When all was said and done, he drained approximately 175cc of fluid from both knees combined {still can't see any kneecaps, however} and then filled them up with cortisone. Today I'm actually functioning quite well. The initial rising and falling of the body is still a little shaky but I at least feel like I am connected to my ankles. After he drained all that fluid, I couldn't contain my excitement any longer as I ecstatically verbalized my greatest hope, "Now, I should notice a highly significant weight reduction, right????????" He just snickered. Or snorted. Whatever he did, I took it as his way of saying, "Do pigs fly?"


  1. Heavens Sake Janis!! What can I do? I feel so helpless. Since I am a stay at home mom I would be happy to run errands for you. I would be happy to do anything for you and I mean that. I know you aren't supposed to ask what you can do... you just do, but... I honestly don't know what you would need the most. Im so upset you are in such pain! Love and prayers comin your way!!

  2. Oh, my, is that hereditary? It's not fun to hurt from the hips down. You might try a cane or a walker to get around better. (swallow your pride) I'm sorry you are having such problems. Hang in there.

  3. Well, first of all I draw the line at anyone helping me get dressed, even Glenn, especially Glenn. Maybe I'd let him put my shoes on.

    Second of all...WHAT THE H--- IS WRONG WITH YOU??? You must be related to Glenn somewhere way back because he refuses to see a doctor, ever.

    Third of all, just wait until I get out there.

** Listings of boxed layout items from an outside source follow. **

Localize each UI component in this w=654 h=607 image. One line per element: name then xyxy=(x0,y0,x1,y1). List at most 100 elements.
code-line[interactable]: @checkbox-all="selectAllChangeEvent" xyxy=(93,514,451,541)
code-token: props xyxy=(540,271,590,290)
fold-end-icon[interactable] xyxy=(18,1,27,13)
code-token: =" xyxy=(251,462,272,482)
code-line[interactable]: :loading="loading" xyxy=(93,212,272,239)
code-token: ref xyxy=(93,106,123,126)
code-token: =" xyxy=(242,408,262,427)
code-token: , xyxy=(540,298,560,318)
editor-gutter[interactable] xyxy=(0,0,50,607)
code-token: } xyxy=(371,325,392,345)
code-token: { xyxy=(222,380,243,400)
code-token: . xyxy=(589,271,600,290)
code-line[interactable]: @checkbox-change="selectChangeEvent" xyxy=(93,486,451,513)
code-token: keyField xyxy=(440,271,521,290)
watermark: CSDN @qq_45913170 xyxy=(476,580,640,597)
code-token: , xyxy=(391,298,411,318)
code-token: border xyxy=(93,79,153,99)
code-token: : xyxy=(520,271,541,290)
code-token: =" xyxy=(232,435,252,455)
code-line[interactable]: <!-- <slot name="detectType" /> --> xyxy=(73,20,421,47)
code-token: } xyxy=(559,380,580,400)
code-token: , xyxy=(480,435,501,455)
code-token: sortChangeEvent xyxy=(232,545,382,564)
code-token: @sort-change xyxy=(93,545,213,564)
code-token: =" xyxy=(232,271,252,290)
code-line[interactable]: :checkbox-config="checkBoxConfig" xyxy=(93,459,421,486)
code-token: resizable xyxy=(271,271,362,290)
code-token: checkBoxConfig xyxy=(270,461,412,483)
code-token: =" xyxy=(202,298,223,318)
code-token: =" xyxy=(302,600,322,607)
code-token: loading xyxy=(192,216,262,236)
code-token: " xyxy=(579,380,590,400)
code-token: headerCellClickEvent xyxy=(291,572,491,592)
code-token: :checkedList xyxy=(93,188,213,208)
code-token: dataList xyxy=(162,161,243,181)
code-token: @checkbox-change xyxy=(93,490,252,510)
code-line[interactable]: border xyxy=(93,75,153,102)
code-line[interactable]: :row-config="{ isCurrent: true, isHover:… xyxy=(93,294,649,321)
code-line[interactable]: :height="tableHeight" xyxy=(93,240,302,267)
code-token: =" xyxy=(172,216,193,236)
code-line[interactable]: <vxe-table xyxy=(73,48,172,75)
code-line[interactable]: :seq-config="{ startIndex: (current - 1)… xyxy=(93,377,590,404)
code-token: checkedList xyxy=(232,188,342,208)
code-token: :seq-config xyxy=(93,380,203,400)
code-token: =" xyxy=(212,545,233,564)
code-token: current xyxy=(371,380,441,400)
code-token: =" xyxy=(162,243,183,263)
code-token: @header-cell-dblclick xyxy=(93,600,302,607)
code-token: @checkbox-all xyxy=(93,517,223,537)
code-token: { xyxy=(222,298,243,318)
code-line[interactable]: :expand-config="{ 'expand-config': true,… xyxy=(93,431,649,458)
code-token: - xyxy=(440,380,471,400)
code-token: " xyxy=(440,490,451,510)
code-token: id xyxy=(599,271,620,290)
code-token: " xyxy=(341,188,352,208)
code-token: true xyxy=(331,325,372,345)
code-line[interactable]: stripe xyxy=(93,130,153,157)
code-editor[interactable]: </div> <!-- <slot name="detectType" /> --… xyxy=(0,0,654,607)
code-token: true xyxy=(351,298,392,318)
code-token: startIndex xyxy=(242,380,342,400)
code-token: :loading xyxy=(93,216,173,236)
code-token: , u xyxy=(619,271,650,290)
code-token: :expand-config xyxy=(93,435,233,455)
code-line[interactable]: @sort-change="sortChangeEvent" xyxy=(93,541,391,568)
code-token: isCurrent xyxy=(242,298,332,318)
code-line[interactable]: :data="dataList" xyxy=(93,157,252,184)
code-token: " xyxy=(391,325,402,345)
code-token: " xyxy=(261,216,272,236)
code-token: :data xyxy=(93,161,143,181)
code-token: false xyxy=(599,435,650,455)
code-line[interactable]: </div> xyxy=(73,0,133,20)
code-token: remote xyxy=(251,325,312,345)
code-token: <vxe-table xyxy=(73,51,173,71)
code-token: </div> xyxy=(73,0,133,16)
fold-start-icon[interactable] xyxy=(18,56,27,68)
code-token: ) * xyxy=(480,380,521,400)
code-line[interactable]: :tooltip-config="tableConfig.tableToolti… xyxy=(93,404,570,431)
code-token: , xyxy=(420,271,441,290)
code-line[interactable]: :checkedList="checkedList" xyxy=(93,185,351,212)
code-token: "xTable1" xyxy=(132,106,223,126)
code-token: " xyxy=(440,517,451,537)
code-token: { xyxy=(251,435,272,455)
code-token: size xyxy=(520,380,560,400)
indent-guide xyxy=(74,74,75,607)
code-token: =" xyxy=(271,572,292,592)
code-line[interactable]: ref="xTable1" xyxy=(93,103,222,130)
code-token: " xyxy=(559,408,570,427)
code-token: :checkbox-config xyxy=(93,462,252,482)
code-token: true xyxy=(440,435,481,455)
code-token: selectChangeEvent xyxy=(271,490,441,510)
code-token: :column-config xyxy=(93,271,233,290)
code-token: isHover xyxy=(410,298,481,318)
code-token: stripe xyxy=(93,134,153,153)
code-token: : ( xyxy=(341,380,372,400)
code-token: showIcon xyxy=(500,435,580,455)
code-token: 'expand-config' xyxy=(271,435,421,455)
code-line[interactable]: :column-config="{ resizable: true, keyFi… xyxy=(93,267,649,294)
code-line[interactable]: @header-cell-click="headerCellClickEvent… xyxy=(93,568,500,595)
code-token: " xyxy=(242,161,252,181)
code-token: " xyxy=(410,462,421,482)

No, I don't mean I'll help you, just that we can both hobble around together...and I might consider letting you get me dressed if it ever comes to that.

    Fourth, putting aside all my pride and dignity, and revealing to all your dear readers how deranged my mind it, here is my suggestion for fitting a bra:'
    One is to hang upside down topless on a tree branch, in the front yard
    preferably so the neighbors can have something to talk about at the
    local cafe, then measure ABOVE where the boobs are hanging {toward
    the waist side} . That will give the band size, as you correctly stated, and
    will strengthen your stomach muscles as you try to strain your head up
    far enough to see what said measurement is.

    The second is to measure your waist, which will obviously include the bust
    measurement, subtract the size of your wrist, add the circumference of your
    right ankle, divide that by the size of your neck and that should do it. The
    bra won't fit worth a darn, as they never do, but you'll know what size bracelet,
    necklace, and anklet to buy.

    Okay, I'm outta here.

  4. Ashley - I would have sent you home to take care of your own little family! You know me that well! I very much appreciate the sentiment and your caring friendship.
    Sharon - Mom always said I had the "Ward" knees so it must be somewhat hereditary. Joe, Mandy & kids gave me walking sticks for Christmas so I'm covered when we go camping. Other than that, I function and {hopefully} will not be using additional help until . . . well . . . until pigs fly!
    Betty - thanks for sharing! It cracked me up more the second time and I thought I was going to die the first time! Just to set the record straight, shoes and socks were my biggest issue in getting dressed, and then only once or twice, so it wasn't too intensive. I'm excited to hobble around together at your cabin! Hey, isn't Kelly's Grove up Hobble Creek Canyon? That's funny! Maybe I'll even share one of my walking sticks. Maybe. Besides I got my 'shape-up' shoes in the mail a couple of days ago. They're awesome! While I have them on, I can literally feel the weight dropping off and the cellulose melting and my legs getting shaplier and firmer. Well, that's what I was promised!

  5. Hey, if the makers of Skecher promised all you listed, I have no doubt that's exactly what the shoes will do...when pigs fly! I got the Mary Janes and I really like them. I now have shapely calves, no stomach, and I wear an A cup.

    I used a walking stick on the Adoption Walk and it was awesome. I'll be looking for one with a carved ivory handle...and it is Hobble Creek Canyon...what a hoot! I can't wait either.